Kandydaci PiS idą do PE po to, by walczyć z „szaleństwami”

Fot. Joachim Brudziński/FB

Fot. Joachim Brudziński/FB

Kandydaci PiS idą do europarlamentu po to, by walczyć z takimi „szaleństwami”, jak pakt migracyjny i Zielony Ład – powiedział w środę w Wolinie (Zachodniopomorskie) wiceprezes tej partii Joachim Brudziński. „Warto głosować na ludzi, którzy o Polskę dbają” – przekonywał b. premier Mateusz Morawiecki.

Mateusz Morawiecki zachęcał do głosowania w wyborach 9 czerwca na kandydatów PiS.

– Tam, w europarlamencie będą się toczyły debaty, dyskusje, które będą miały ogromny wpływ na Polskę. Warto głosować na ludzi, którzy o Polskę dbają, wiedzą, jak przedstawiać programy, żeby one później były realizowane

– przekonywał. 

Morawiecki wymienił inwestycje, które w ciągu ostatnich lat zostały zrealizowane na terenie Pomorza Zachodniego.

– To są inwestycje, które fantastycznie się zwracają wszystkim Polakom. To nie jest tylko dla Pomorza Zachodniego, to jest dla całej Polski. Rozwój portów w całej Polsce doprowadził do wzrostu dochodów o 68 mld zł

– wyliczał. 

Wskazał m.in. na pogłębienie toru wodnego Świnoujście – Szczecin do 12,5 m oraz gazociąg Baltic Pipe. Nawiązał też do Głębokowodnego Terminala Kontenerowego w Świnoujściu. Podkreślił, że inwestycja ta „mogłaby być potężnym zastrzykiem gotówki dla całego Zachodniego Pomorza i utworzyć nowe miejsca pracy”.

– Niby część tej koalicji wyborczej, wojewoda, daje zgodę, ale druga część tej koalicji rządzącej odmawia tej zgody poprzez skierowanie wniosku do sądu. Mam tutaj na myśli wniosek lewicowej pani prezydent Świnoujścia, czyli klincz, blokowanie, tak jak było z CPK

– ocenił. 

Pod koniec maja świnoujski magistrat poinformował, że władze miasta odwołały się od decyzji wojewody zachodniopomorskiego w sprawie lokalizacji terminala kontenerowego. Wskazano, że podczas podejmowania decyzji o lokalizacji terminala kontenerowego w Świnoujściu naruszono lub pominięto szereg przepisów; całkowicie zignorowano kwestię m.in. interesu mieszkańców, uciążliwości, które odczuje lokalna społeczność, ale także bezpieczeństwa państwa w sytuacji, gdy inwestycja powstaje w sąsiedztwie terminala LNG. 

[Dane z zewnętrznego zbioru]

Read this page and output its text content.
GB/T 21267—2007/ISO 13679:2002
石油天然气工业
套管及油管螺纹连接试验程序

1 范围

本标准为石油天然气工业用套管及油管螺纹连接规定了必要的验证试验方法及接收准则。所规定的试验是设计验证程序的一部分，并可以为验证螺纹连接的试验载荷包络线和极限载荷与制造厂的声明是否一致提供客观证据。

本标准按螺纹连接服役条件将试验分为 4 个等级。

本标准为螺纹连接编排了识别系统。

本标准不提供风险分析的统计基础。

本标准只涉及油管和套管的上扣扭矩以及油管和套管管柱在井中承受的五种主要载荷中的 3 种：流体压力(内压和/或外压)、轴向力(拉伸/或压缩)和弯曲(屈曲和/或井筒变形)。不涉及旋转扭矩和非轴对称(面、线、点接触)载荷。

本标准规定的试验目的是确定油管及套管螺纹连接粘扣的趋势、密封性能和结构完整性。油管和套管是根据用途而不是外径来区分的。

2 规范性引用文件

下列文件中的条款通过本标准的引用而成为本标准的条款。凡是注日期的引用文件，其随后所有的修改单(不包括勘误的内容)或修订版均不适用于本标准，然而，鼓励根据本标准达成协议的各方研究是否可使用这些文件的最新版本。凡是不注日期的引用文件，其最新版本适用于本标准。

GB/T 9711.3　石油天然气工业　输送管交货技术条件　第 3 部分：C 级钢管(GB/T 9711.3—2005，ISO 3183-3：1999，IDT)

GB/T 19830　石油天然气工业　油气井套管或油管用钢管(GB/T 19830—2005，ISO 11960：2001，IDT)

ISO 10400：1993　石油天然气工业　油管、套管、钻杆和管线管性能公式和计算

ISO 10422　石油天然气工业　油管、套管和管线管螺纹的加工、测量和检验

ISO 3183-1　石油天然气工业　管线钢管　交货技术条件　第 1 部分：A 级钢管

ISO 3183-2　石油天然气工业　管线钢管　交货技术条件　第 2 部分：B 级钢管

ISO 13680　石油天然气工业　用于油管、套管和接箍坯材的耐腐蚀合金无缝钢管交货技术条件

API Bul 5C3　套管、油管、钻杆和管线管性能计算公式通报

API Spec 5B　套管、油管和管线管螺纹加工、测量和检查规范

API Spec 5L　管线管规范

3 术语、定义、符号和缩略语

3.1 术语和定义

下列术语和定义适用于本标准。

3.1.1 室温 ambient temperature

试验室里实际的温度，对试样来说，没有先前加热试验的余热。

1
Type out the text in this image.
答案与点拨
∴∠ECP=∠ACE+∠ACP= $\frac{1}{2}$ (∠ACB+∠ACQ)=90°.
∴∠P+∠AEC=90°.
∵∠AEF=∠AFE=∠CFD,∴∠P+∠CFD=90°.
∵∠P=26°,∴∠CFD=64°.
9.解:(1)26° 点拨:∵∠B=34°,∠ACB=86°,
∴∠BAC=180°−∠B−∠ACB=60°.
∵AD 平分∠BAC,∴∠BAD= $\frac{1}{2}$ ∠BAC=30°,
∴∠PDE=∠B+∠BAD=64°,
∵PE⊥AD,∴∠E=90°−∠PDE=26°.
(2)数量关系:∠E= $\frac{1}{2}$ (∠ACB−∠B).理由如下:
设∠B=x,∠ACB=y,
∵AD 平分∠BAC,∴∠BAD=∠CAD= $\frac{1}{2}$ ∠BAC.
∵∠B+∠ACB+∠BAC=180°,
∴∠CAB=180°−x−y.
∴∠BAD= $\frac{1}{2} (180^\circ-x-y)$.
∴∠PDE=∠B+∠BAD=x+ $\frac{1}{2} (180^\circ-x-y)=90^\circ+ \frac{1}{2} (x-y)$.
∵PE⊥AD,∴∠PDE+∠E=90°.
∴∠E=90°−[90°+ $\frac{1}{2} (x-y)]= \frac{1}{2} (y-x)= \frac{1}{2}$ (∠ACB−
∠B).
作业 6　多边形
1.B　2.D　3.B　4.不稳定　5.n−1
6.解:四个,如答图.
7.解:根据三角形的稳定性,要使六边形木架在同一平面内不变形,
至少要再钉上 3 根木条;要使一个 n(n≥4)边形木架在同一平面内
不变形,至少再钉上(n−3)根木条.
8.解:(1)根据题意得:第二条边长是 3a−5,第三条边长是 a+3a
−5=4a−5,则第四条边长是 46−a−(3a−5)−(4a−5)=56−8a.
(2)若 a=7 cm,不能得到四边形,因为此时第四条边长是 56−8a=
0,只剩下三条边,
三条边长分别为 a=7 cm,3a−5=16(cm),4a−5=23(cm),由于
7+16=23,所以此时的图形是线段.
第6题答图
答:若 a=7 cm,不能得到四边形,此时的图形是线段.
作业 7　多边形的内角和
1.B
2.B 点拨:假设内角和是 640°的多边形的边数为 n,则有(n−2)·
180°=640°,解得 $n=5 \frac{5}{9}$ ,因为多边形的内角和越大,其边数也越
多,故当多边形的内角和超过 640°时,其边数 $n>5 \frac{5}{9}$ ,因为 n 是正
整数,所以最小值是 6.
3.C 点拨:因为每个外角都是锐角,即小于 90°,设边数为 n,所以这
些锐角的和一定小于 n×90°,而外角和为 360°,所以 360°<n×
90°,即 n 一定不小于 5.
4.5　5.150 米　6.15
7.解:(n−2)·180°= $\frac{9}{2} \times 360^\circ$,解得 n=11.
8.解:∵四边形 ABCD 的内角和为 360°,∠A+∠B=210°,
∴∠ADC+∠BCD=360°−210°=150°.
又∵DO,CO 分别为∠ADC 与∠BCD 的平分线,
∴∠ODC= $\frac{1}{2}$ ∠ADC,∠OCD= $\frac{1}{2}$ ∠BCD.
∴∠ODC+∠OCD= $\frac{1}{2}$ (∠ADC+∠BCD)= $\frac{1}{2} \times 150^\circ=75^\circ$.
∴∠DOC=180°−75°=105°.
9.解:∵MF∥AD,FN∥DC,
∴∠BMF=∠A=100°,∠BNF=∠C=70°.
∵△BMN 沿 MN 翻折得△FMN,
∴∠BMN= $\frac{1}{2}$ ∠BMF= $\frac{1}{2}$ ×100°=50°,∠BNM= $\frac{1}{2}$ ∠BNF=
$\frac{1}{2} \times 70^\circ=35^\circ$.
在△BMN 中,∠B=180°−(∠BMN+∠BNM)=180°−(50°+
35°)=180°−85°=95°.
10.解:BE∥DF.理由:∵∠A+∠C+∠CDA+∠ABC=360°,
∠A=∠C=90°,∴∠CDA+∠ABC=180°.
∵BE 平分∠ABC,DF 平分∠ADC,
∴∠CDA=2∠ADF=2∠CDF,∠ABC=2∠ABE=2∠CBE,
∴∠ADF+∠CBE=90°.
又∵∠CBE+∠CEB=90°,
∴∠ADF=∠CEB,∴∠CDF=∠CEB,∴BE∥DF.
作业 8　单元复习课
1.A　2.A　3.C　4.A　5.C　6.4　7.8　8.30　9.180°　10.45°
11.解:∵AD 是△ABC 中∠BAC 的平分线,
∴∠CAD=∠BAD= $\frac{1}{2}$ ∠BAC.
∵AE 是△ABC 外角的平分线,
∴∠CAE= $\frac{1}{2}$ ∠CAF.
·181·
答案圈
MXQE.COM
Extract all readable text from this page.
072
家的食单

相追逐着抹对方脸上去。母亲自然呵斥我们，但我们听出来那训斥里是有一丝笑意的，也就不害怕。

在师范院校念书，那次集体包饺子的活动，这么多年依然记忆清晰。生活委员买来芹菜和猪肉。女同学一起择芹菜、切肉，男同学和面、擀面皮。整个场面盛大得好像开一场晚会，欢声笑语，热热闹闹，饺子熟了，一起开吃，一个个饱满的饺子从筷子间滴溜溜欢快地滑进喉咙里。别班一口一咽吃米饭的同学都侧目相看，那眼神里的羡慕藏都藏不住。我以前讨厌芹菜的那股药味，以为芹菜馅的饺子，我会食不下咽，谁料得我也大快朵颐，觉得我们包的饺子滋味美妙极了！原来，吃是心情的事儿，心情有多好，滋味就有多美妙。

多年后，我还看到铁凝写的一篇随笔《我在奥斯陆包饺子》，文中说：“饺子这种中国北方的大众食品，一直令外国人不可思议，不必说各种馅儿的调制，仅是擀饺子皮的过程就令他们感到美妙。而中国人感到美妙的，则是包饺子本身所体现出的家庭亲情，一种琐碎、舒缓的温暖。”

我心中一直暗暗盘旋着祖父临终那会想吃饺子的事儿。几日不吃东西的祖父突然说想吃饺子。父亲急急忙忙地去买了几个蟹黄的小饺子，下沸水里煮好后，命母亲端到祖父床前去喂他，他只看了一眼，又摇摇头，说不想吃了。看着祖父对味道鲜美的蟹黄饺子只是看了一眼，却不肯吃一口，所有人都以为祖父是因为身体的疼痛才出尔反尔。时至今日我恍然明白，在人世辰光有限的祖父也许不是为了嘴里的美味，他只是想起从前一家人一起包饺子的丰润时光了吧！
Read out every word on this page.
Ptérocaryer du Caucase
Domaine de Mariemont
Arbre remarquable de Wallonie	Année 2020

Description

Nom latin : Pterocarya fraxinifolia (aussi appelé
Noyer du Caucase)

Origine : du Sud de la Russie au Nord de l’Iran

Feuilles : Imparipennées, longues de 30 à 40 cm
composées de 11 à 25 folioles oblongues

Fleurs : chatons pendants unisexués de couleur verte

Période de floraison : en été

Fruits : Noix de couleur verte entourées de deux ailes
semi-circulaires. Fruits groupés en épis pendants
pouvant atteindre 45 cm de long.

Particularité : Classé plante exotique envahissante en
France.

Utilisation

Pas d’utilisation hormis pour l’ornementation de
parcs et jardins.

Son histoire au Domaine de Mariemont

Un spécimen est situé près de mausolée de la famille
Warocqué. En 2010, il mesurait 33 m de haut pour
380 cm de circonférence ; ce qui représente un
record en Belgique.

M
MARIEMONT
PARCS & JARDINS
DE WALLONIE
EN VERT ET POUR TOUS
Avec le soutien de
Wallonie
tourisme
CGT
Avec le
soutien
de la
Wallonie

Brudziński, odnosząc się do zrealizowanych inwestycji, mówił o tunelu pod Świną, który – według niego – powstał m.in. dzięki „determinacji rządu PiS”.

– Dzisiaj będziecie słyszeć, że droga S3 do Świnoujścia, że terminal kontenerowy, że pogłębienie toru podejściowego do portu w Szczecinie, że wszystkie inwestycje z obszaru gospodarki morskiej, to zasługa „króla Europy”, Platformy Obywatelskiej Donalda Tuska

– mówił wiceszef PiS. 

Zaapelował do wyborców, aby nie dali sobie „zabełtać błękitu w głowie”.

– Na tej ostatniej prostej przed wyborami będziecie świadkami tego wzmożenia, nie chcę powiedzieć „wścieklizny”, która wczoraj na placu Zamkowym wylewała się z ust polskiego premiera” – mówił wiceprezes PiS. Przekonywał, że „kandydaci PiS idą do europarlamentu po to, żeby walczyć z takimi szaleństwami, jak: pakt migracyjny, dyrektywa budowlana, Zielony Ład, likwidacja rolnictwa. Nie idziemy po to, żeby odnosić się do nienawistnego bełkotu pierwszego hejtera Rzeczpospolitej, jakim dzisiaj jest, niestety, premier Donald Tusk

– ocenił. 

Brudziński jest liderem listy Prawa i Sprawiedliwości do PE w zachodniopomorsko-lubuskim okręgu nr 13. 

Wybory do Parlamentu Europejskiego odbędą się w różnych państwach UE 6-9 czerwca. Polacy 9 czerwca będą wybierać 53 posłów do Parlamentu Europejskiego.